Garotas são frequentemente recrutadas para prostituição em torno dos 13 anos quando muitas foram feitas vulneráveis por violência, pobreza, desemprego, e drogas nos ambientes em que vivem. A maioria experimentou desnudamento forçado por cafetões e membros de gangues de rua que procuram despersonalizar uma mulher até que ela perca a habilidade de agir por sua própria iniciativa ou mesmo pensar por si mesma.

 

Muitas meninas tiveram passado tempo em abrigos, casas de reforma ou prisões, mais da metade têm adicção por drogas. Vivendo e experimentando tais circunstâncias, como pode alguém falar sobre a escolha livre de uma menona/mulher de ser prostituta?

Numa escala internacional, os rendimentos em prostituição estão em torno de $72 bilhões por ano, agora mais lucrativos do que tráfico de armas e drogas. Isso traduz-se em milhões de dólares no Canadá, onde um cafetão coleta em média $144,000 por ano de cada uma das prostitutas (4). Em torno de 5,000 a 10,000 pessoas em Montreal fazem sua vida no negócio da prostituição, muitas outras têm interesse na expansão de tal mercado lucrativo.

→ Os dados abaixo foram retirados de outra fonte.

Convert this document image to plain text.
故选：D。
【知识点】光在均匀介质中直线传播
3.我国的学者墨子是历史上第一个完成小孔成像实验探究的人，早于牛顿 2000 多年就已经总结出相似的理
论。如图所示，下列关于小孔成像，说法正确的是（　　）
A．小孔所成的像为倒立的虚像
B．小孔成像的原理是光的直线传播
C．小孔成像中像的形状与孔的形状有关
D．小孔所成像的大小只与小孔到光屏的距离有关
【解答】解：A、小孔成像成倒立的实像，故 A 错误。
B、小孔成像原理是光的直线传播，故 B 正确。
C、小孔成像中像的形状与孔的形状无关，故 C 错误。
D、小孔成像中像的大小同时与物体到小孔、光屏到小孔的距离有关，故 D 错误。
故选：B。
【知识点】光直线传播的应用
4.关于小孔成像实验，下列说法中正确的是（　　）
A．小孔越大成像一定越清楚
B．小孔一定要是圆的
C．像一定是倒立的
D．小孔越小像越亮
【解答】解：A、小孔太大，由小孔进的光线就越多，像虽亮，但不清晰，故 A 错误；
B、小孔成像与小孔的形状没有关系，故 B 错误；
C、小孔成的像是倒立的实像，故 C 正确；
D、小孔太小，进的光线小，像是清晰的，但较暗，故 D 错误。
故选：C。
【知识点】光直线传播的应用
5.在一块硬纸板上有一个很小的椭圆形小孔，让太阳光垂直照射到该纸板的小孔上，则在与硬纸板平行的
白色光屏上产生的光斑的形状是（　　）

E dadas as conexões, esses potenciais enlucradores da prostituição têm os recursos financeiros e midiáticos para desviar críticas legítimas da prostituição e para exagerar a importância da divisão dentro do movimento feminista por adotar a posição de uma minoria da ‘livre escolha’ que pretende falar por todas as prostitutas. Ao fazer isso, eles mais suportar a liberação para que retenham seu mesmo controle.

O corpo mercantilizado

O presente movimento de liberação da prostituição está enraizado no movimento geral para livre tráfico, troca comercial, e serve esta aproximação neoliberal por fabricar a prostituição como algo ‘bom’ para a economia. Deste modo, na mídia e no Reino Unido, há uma crescente tendência a apresentar a indústria de sexo como uma solução para os problemas econômicos ou, mais que isso, como um caminho ao desenvolvimento.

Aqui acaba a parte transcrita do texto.